Here's my take: We can't use religion as a license to discriminate.
That's a slippery slope—from pronouns to "I won't serve someone who's gay," to "I won't hire someone who's Jewish," to "I can't supervise someone who's Black." Title VII protects religious rights. But it also protects against discrimination based on sex, race, and religion itself.
So what should employers do when stuck in the middle of this legal and ethical tug-of-war? After all, you wouldn't require a Muslim to eat pork. Why should you require a Christian to use certain pronouns?
Here are 8 practical steps to help you thread this needle:
1. Create clear, inclusive policies.
Spell out your expectations around nondiscrimination and anti-harassment—including protections based on gender identity and religious beliefs. Make sure your policies reflect current law and are communicated during onboarding, training, and in your employee handbook.
2. Take every request seriously.
Don't dismiss religious objections—or requests for respect around gender identity—as fringe issues. Even if you think the answer will be "no," give the process its due. The law requires it, and so does basic respect.
3. Engage in the interactive process.
Sit down with the employee. Ask open-ended questions. Clarify what exactly they are asking for and why. Don't assume bad intent. Don't assume malice. This is about understanding whether a reasonable accommodation exists.
4. Explore neutral workarounds.
Sometimes there's a solution that works for everyone—like using names only instead of pronouns. But the workaround must be neutral and applied consistently. If it ends up singling out or humiliating a transgender employee, it's not an accommodation—it's a problem.
5. Evaluate the impact on others.
Religious accommodations don't happen in a vacuum. If accommodating one employee results in another feeling harassed, stigmatized, or unsafe, you're likely looking at an undue hardship. Courts will back you up on that—especially post-Bostock and Groff.
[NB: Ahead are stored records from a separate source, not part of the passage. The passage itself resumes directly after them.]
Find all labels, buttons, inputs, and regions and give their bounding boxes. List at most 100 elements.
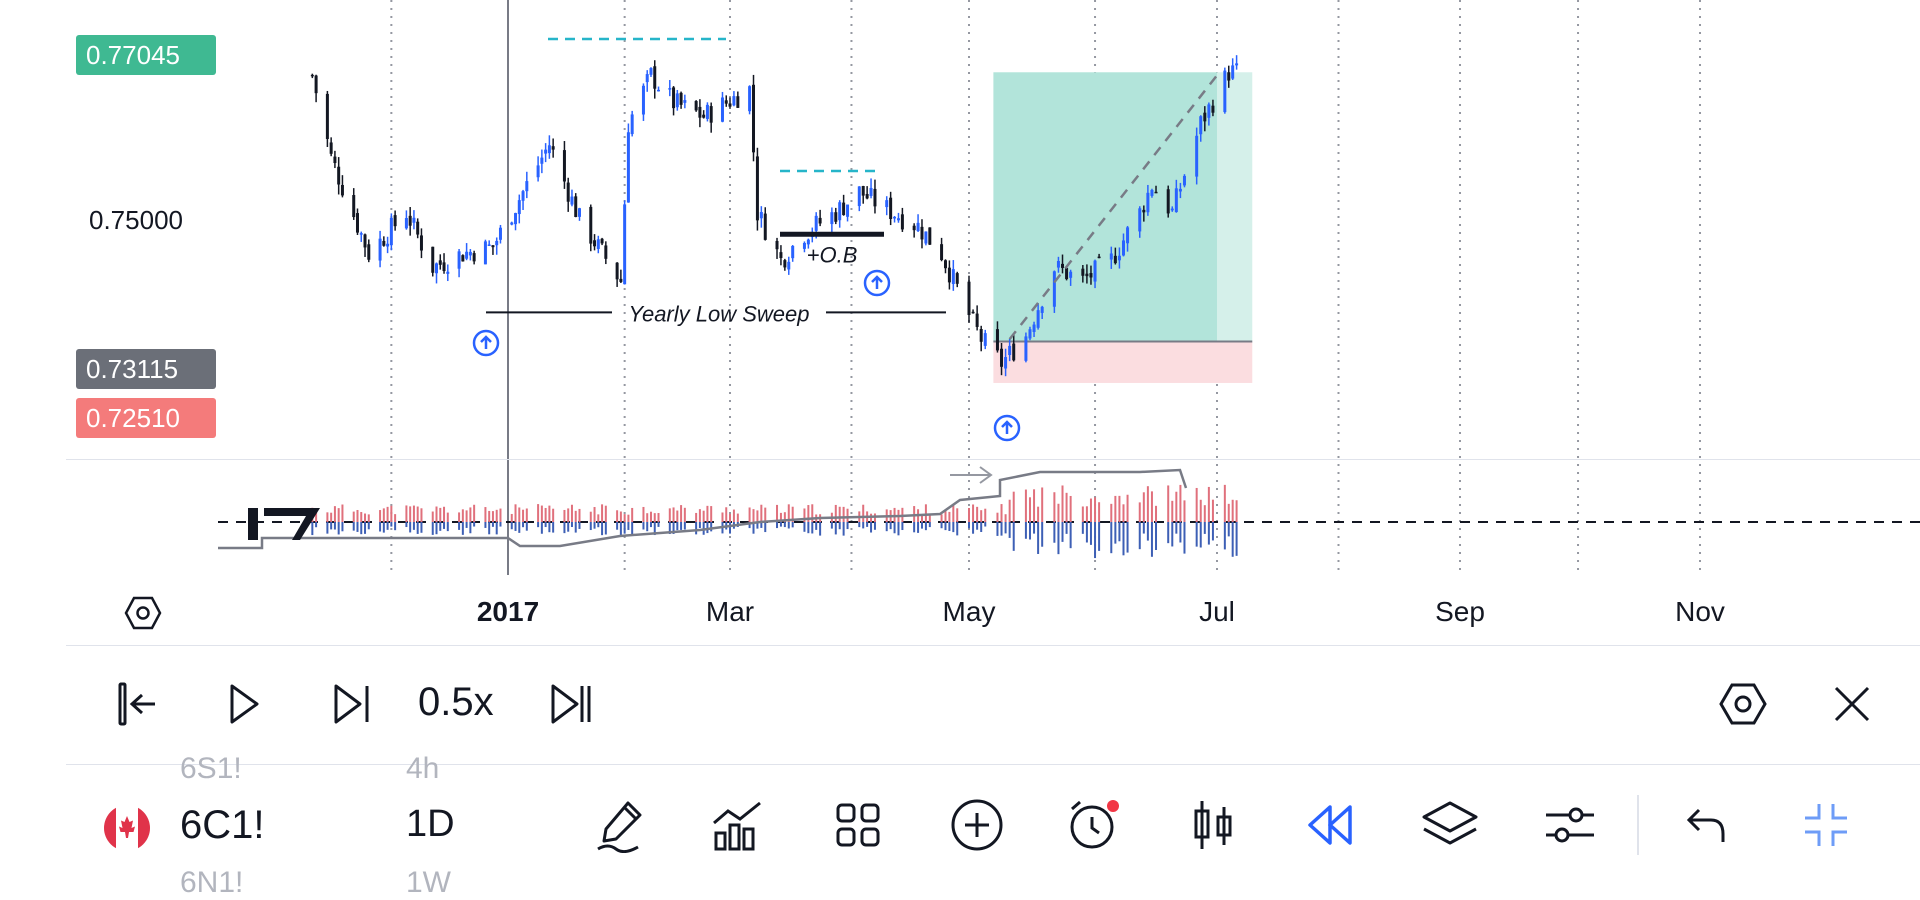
candle-body	[1004, 357, 1008, 369]
volume-bar-up	[593, 507, 596, 522]
candle-body	[1121, 240, 1125, 256]
volume-bar-down	[631, 522, 634, 536]
volume-bar-down	[616, 522, 619, 530]
volume-bar-up	[537, 504, 540, 522]
volume-bar-up	[1012, 491, 1015, 522]
volume-bar-up	[842, 506, 845, 522]
jump-to-realtime-button[interactable]	[548, 676, 594, 732]
volume-bar-up	[752, 509, 755, 522]
candle-body	[514, 213, 518, 225]
volume-bar-down	[1061, 522, 1064, 542]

6. Communicate clearly and respectfully.
Whatever you decide—grant, deny, modify—explain the "why." People may not like the outcome, but they'll understand it better if they feel heard and respected. And it gives you a paper trail, which never hurts.
7. Train your managers.
Most legal risk starts not in HR but in a conversation with a poorly trained supervisor. Make sure your managers understand how to recognize requests for accommodation, when to escalate, and how to stay neutral and supportive in the meantime.
8. Check in and adjust as needed.
Accommodations are living things. They may need to be re-evaluated as roles change, teams shift, or if the solution isn't working in practice. A five-minute follow-up can prevent a lawsuit.
The bottom line: These situations are tough. But tough isn't an excuse to do nothing. It's a reason to do better. Because in the workplace, rights do sometimes collide. The key is to treat both sides with humanity, empathy, and, yes, legal concern.